AI has caused a stir in the creative industries, where many writers, actors, and artists view technology as directly antagonistic to their trade.
The Writers Guild of America (WGA) initiated strike action in May and was joined by members of The Screen Actors Guild – American Federation of Television and Radio Artists (SAG-AFTRA).
Unions banded together at a rally in Los Angeles last Wednesday attended by members of the WGA, SAG-AFTRA, the Directors Guild, IATSE, the Teamsters, and the American Federation of Musicians. Industrial action has already cost the industry an estimated $1.5bn.
AI’s impact on the creative industry has become a real battleground – creative unions are fighting to protect their jobs and the authenticity of their industry. In another plot twist this week, Marvel used AI to generate the opening credits for its Disney+ series, Secret Invasion, which were subsequently blasted on social media.
Samuel L. Jackson, who stars in Secret Invasion, discussed AI in a recent interview with Rolling Stone.
“People just started worrying about that? I asked about that a long time ago,” said Jackson, while describing his past experiences with on-set ‘scanning.’ “The first time I got scanned for George Lucas, I was like, ‘What’s this for?’”
Jackson didn’t make it clear what producers were scanning him for, but it’s highly likely to be for the purposes of digital effects. But therein lies part of the issue – do actors know what their data could be used for in the future?

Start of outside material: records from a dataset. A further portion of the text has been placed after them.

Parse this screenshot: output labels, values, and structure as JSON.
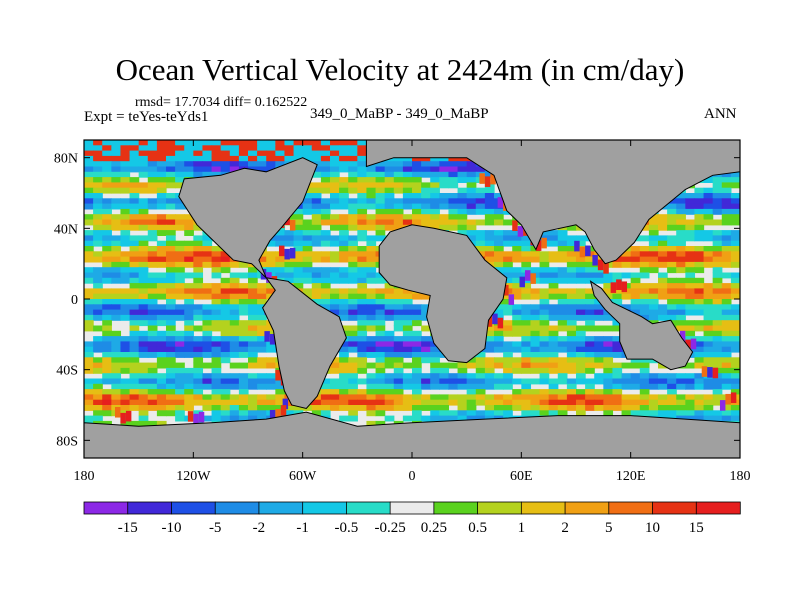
{
  "chart_data": {
    "type": "heatmap",
    "title": "Ocean Vertical Velocity at 2424m (in cm/day)",
    "stats_line": "rmsd= 17.7034 diff= 0.162522",
    "experiment_label": "Expt = teYes-teYds1",
    "case_label": "349_0_MaBP - 349_0_MaBP",
    "season": "ANN",
    "xlabel": "",
    "ylabel": "",
    "xlim": [
      -180,
      180
    ],
    "ylim": [
      -90,
      90
    ],
    "x_ticks": [
      {
        "value": -180,
        "label": "180"
      },
      {
        "value": -120,
        "label": "120W"
      },
      {
        "value": -60,
        "label": "60W"
      },
      {
        "value": 0,
        "label": "0"
      },
      {
        "value": 60,
        "label": "60E"
      },
      {
        "value": 120,
        "label": "120E"
      },
      {
        "value": 180,
        "label": "180"
      }
    ],
    "y_ticks": [
      {
        "value": 80,
        "label": "80N"
      },
      {
        "value": 40,
        "label": "40N"
      },
      {
        "value": 0,
        "label": "0"
      },
      {
        "value": -40,
        "label": "40S"
      },
      {
        "value": -80,
        "label": "80S"
      }
    ],
    "contour_levels": [
      "-15",
      "-10",
      "-5",
      "-2",
      "-1",
      "-0.5",
      "-0.25",
      "0.25",
      "0.5",
      "1",
      "2",
      "5",
      "10",
      "15"
    ],
    "colorbar_colors": [
      "#8c28e6",
      "#4128d8",
      "#1e50e6",
      "#1e8ce6",
      "#1eaae6",
      "#14c8e6",
      "#28dcc8",
      "#ebebeb",
      "#5ad21e",
      "#b4d21e",
      "#e6be14",
      "#f0a014",
      "#f06e14",
      "#e63214",
      "#e61e1e"
    ],
    "land_color": "#a0a0a0",
    "land_masks": [
      {
        "name": "americas",
        "points": [
          [
            -105,
            70
          ],
          [
            -92,
            74
          ],
          [
            -80,
            72
          ],
          [
            -60,
            80
          ],
          [
            -52,
            76
          ],
          [
            -60,
            55
          ],
          [
            -72,
            40
          ],
          [
            -78,
            33
          ],
          [
            -84,
            22
          ],
          [
            -80,
            12
          ],
          [
            -75,
            5
          ],
          [
            -82,
            -5
          ],
          [
            -76,
            -18
          ],
          [
            -73,
            -38
          ],
          [
            -70,
            -52
          ],
          [
            -66,
            -60
          ],
          [
            -58,
            -62
          ],
          [
            -52,
            -55
          ],
          [
            -45,
            -38
          ],
          [
            -36,
            -22
          ],
          [
            -40,
            -10
          ],
          [
            -52,
            -3
          ],
          [
            -68,
            10
          ],
          [
            -80,
            12
          ],
          [
            -88,
            20
          ],
          [
            -98,
            22
          ],
          [
            -108,
            32
          ],
          [
            -118,
            42
          ],
          [
            -128,
            58
          ],
          [
            -125,
            68
          ]
        ]
      },
      {
        "name": "eurasia-africa",
        "points": [
          [
            -25,
            75
          ],
          [
            -10,
            80
          ],
          [
            30,
            80
          ],
          [
            45,
            70
          ],
          [
            52,
            50
          ],
          [
            60,
            42
          ],
          [
            68,
            28
          ],
          [
            72,
            38
          ],
          [
            90,
            42
          ],
          [
            95,
            38
          ],
          [
            100,
            28
          ],
          [
            106,
            20
          ],
          [
            112,
            22
          ],
          [
            122,
            32
          ],
          [
            130,
            45
          ],
          [
            150,
            62
          ],
          [
            165,
            70
          ],
          [
            180,
            72
          ],
          [
            180,
            90
          ],
          [
            -25,
            90
          ]
        ]
      },
      {
        "name": "africa",
        "points": [
          [
            -18,
            30
          ],
          [
            -12,
            38
          ],
          [
            0,
            42
          ],
          [
            12,
            40
          ],
          [
            30,
            36
          ],
          [
            40,
            22
          ],
          [
            52,
            12
          ],
          [
            50,
            0
          ],
          [
            42,
            -12
          ],
          [
            40,
            -28
          ],
          [
            30,
            -36
          ],
          [
            20,
            -35
          ],
          [
            12,
            -25
          ],
          [
            8,
            -10
          ],
          [
            10,
            2
          ],
          [
            -2,
            5
          ],
          [
            -12,
            8
          ],
          [
            -18,
            15
          ]
        ]
      },
      {
        "name": "southeast-asia-australia",
        "points": [
          [
            98,
            10
          ],
          [
            104,
            6
          ],
          [
            110,
            -2
          ],
          [
            118,
            -6
          ],
          [
            126,
            -10
          ],
          [
            132,
            -14
          ],
          [
            142,
            -12
          ],
          [
            148,
            -22
          ],
          [
            154,
            -30
          ],
          [
            150,
            -38
          ],
          [
            142,
            -40
          ],
          [
            132,
            -34
          ],
          [
            118,
            -34
          ],
          [
            114,
            -24
          ],
          [
            114,
            -14
          ],
          [
            106,
            -6
          ],
          [
            100,
            2
          ]
        ]
      },
      {
        "name": "antarctica",
        "points": [
          [
            -180,
            -70
          ],
          [
            -150,
            -72
          ],
          [
            -110,
            -70
          ],
          [
            -80,
            -68
          ],
          [
            -58,
            -64
          ],
          [
            -30,
            -72
          ],
          [
            0,
            -70
          ],
          [
            40,
            -68
          ],
          [
            80,
            -66
          ],
          [
            120,
            -66
          ],
          [
            150,
            -68
          ],
          [
            180,
            -70
          ],
          [
            180,
            -90
          ],
          [
            -180,
            -90
          ]
        ]
      }
    ],
    "grid": false,
    "legend": "colorbar-bottom"
  }
}
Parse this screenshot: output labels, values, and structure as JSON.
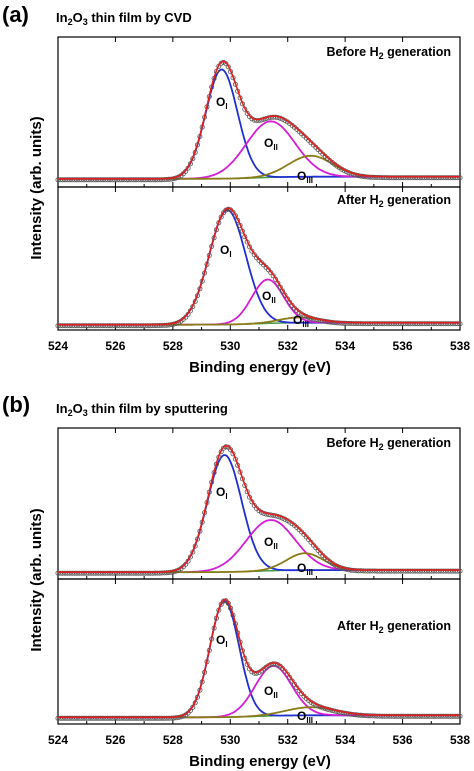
{
  "figure": {
    "panels": [
      {
        "letter": "(a)",
        "title": {
          "main": "In",
          "sub1": "2",
          "mid": "O",
          "sub2": "3",
          "rest": " thin film by CVD"
        },
        "xlabel": "Binding energy (eV)",
        "ylabel": "Intensity (arb. units)"
      },
      {
        "letter": "(b)",
        "title": {
          "main": "In",
          "sub1": "2",
          "mid": "O",
          "sub2": "3",
          "rest": " thin film by sputtering"
        },
        "xlabel": "Binding energy (eV)",
        "ylabel": "Intensity (arb. units)"
      }
    ],
    "subplot_labels": {
      "before": {
        "pre": "Before H",
        "sub": "2",
        "post": " generation"
      },
      "after": {
        "pre": "After H",
        "sub": "2",
        "post": " generation"
      }
    },
    "peak_labels": {
      "OI": {
        "main": "O",
        "sub": "I"
      },
      "OII": {
        "main": "O",
        "sub": "II"
      },
      "OIII": {
        "main": "O",
        "sub": "III"
      }
    },
    "colors": {
      "measured": "#555555",
      "fit_envelope": "#e02020",
      "O_I": "#1f2fd0",
      "O_II": "#d61ed6",
      "O_III": "#8a7a18",
      "background": "#4a9a4a"
    }
  },
  "chart_data": [
    {
      "type": "line",
      "title": "In2O3 thin film by CVD - Before H2 generation",
      "xlabel": "Binding energy (eV)",
      "ylabel": "Intensity (arb. units)",
      "xlim": [
        524,
        538
      ],
      "ylim": [
        0,
        1
      ],
      "xticks": [
        524,
        526,
        528,
        530,
        532,
        534,
        536,
        538
      ],
      "baseline": 0.03,
      "series": [
        {
          "name": "O_I",
          "center": 529.7,
          "fwhm": 1.3,
          "height": 0.78
        },
        {
          "name": "O_II",
          "center": 531.4,
          "fwhm": 2.0,
          "height": 0.4
        },
        {
          "name": "O_III",
          "center": 532.8,
          "fwhm": 1.8,
          "height": 0.15
        }
      ]
    },
    {
      "type": "line",
      "title": "In2O3 thin film by CVD - After H2 generation",
      "xlabel": "Binding energy (eV)",
      "ylabel": "Intensity (arb. units)",
      "xlim": [
        524,
        538
      ],
      "ylim": [
        0,
        1
      ],
      "xticks": [
        524,
        526,
        528,
        530,
        532,
        534,
        536,
        538
      ],
      "baseline": 0.01,
      "series": [
        {
          "name": "O_I",
          "center": 529.9,
          "fwhm": 1.5,
          "height": 0.86
        },
        {
          "name": "O_II",
          "center": 531.3,
          "fwhm": 1.3,
          "height": 0.33
        },
        {
          "name": "O_III",
          "center": 532.4,
          "fwhm": 1.6,
          "height": 0.04
        }
      ]
    },
    {
      "type": "line",
      "title": "In2O3 thin film by sputtering - Before H2 generation",
      "xlabel": "Binding energy (eV)",
      "ylabel": "Intensity (arb. units)",
      "xlim": [
        524,
        538
      ],
      "ylim": [
        0,
        1
      ],
      "xticks": [
        524,
        526,
        528,
        530,
        532,
        534,
        536,
        538
      ],
      "baseline": 0.02,
      "series": [
        {
          "name": "O_I",
          "center": 529.8,
          "fwhm": 1.4,
          "height": 0.83
        },
        {
          "name": "O_II",
          "center": 531.4,
          "fwhm": 2.0,
          "height": 0.36
        },
        {
          "name": "O_III",
          "center": 532.6,
          "fwhm": 1.5,
          "height": 0.12
        }
      ]
    },
    {
      "type": "line",
      "title": "In2O3 thin film by sputtering - After H2 generation",
      "xlabel": "Binding energy (eV)",
      "ylabel": "Intensity (arb. units)",
      "xlim": [
        524,
        538
      ],
      "ylim": [
        0,
        1
      ],
      "xticks": [
        524,
        526,
        528,
        530,
        532,
        534,
        536,
        538
      ],
      "xtick_labels": [
        "524",
        "526",
        "528",
        "530",
        "532",
        "534",
        "536",
        "538"
      ],
      "baseline": 0.02,
      "series": [
        {
          "name": "O_I",
          "center": 529.8,
          "fwhm": 1.2,
          "height": 0.86
        },
        {
          "name": "O_II",
          "center": 531.5,
          "fwhm": 1.5,
          "height": 0.37
        },
        {
          "name": "O_III",
          "center": 532.8,
          "fwhm": 2.0,
          "height": 0.06
        }
      ]
    }
  ]
}
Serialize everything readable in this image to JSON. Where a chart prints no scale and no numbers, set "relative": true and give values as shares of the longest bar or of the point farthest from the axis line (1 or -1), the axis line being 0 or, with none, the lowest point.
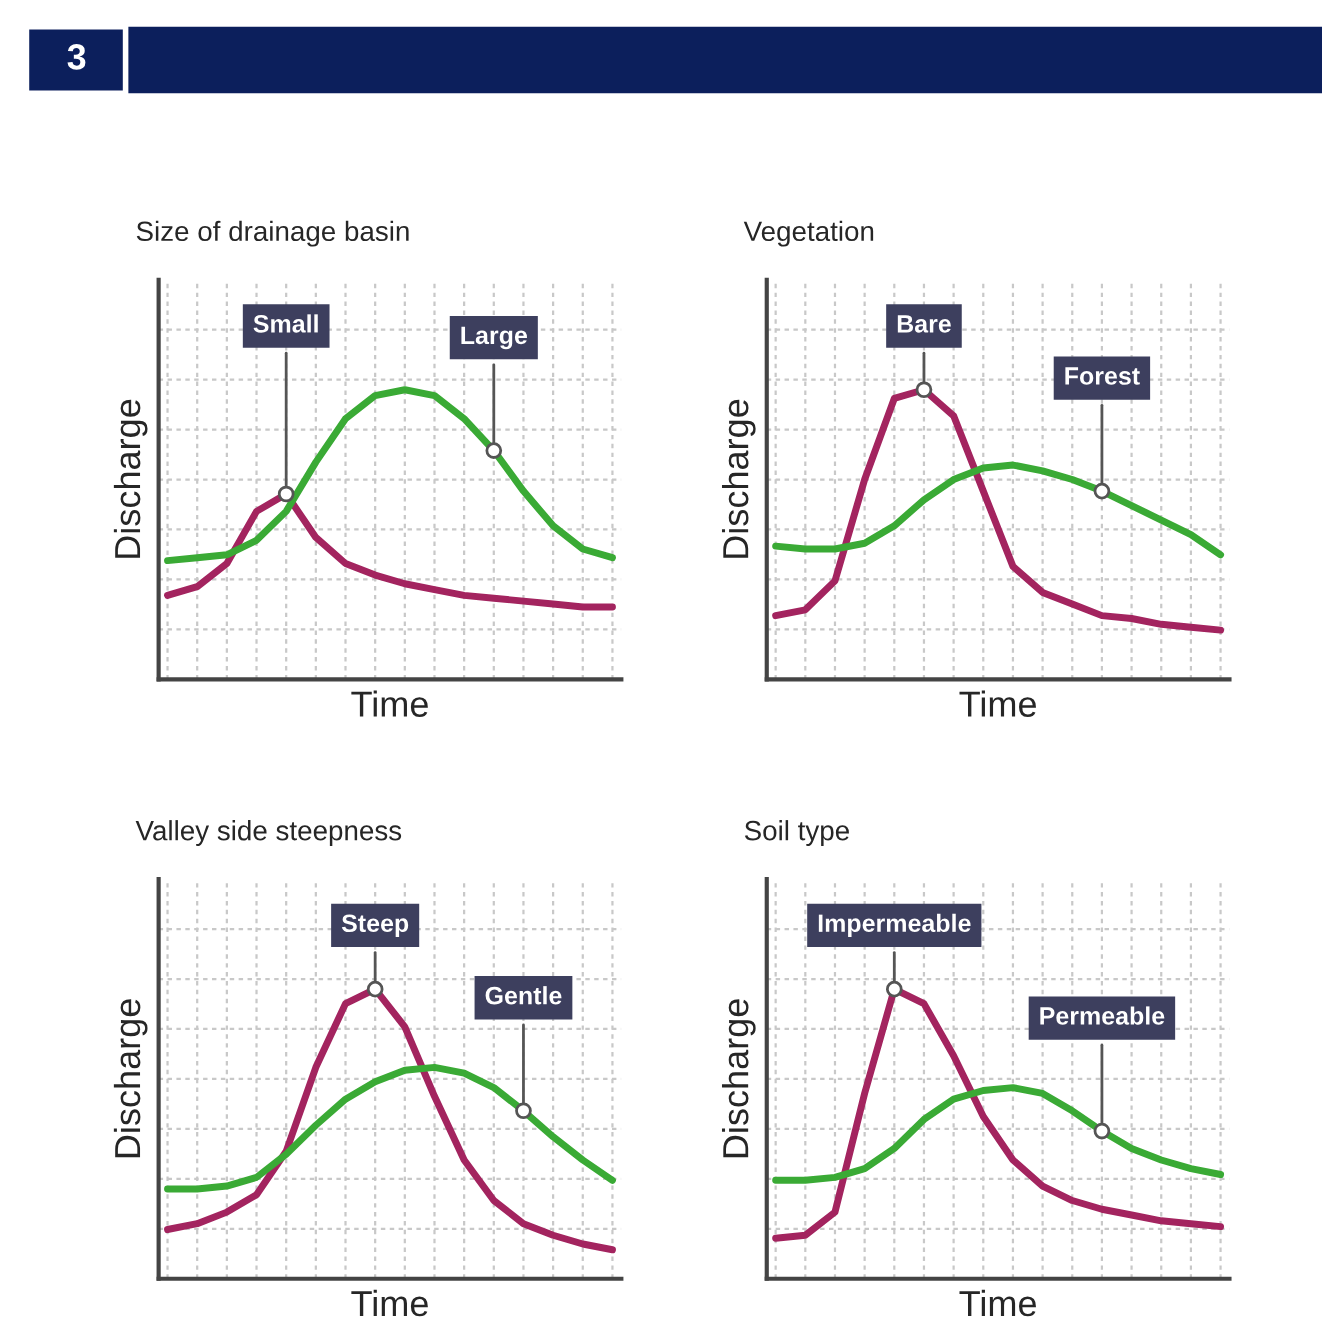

He further added, “George and I are good friends, so we kind of had a laugh about it because I thought he was doing it because he had all those old guys in ‘Episode I,’ and if something happened to them, he still wanted to put them in the movie.”
“Ever since I’ve been in the Marvel Universe, every time you change costumes in a Marvel movie, they scan you,” Jackson said. “Ever since I did ‘Captain Marvel,’ and they did the Lola project where they de-aged me and everything else, it’s like, ‘Well, I guess they can do this anytime they want to do it if they really want to.’”
Jackson revealed that he scrutinizes his contracts and refuses to sign any ambiguous clauses.
Some clauses would enable producers to use his data after his death – or ‘in perpetuity.’ This isn’t unprecedented – James Earl Jones, who voiced Darth Vader, approved the use of AI-generated voice replicas for that character.
Is AI the future of TV and film?
With AI, producers could build a database of 3D models. Why hire new actors when you’ve got digital copies of Hollywood’s very best?
Such a scenario would be its own sci-fi movie plot brought to life by AI, where deceased actors fight out battles in their immortality.
“Future actors should do what I always do when I get a contract, and it has the words ‘in perpetuity’ and ‘known and unknown’ on it: I cross that **** out. It’s my way of saying, ‘No, I do not approve of this,’” Jackson advised.
AI companies already offer state-of-the-art software for simulating realistic environments with minimal human input, including generating animated scenes from text prompts.
If creative industries don’t fight back, it’s entirely possible that a stack of AI tools will replace the intricate network of professionals that made film and TV what it is today.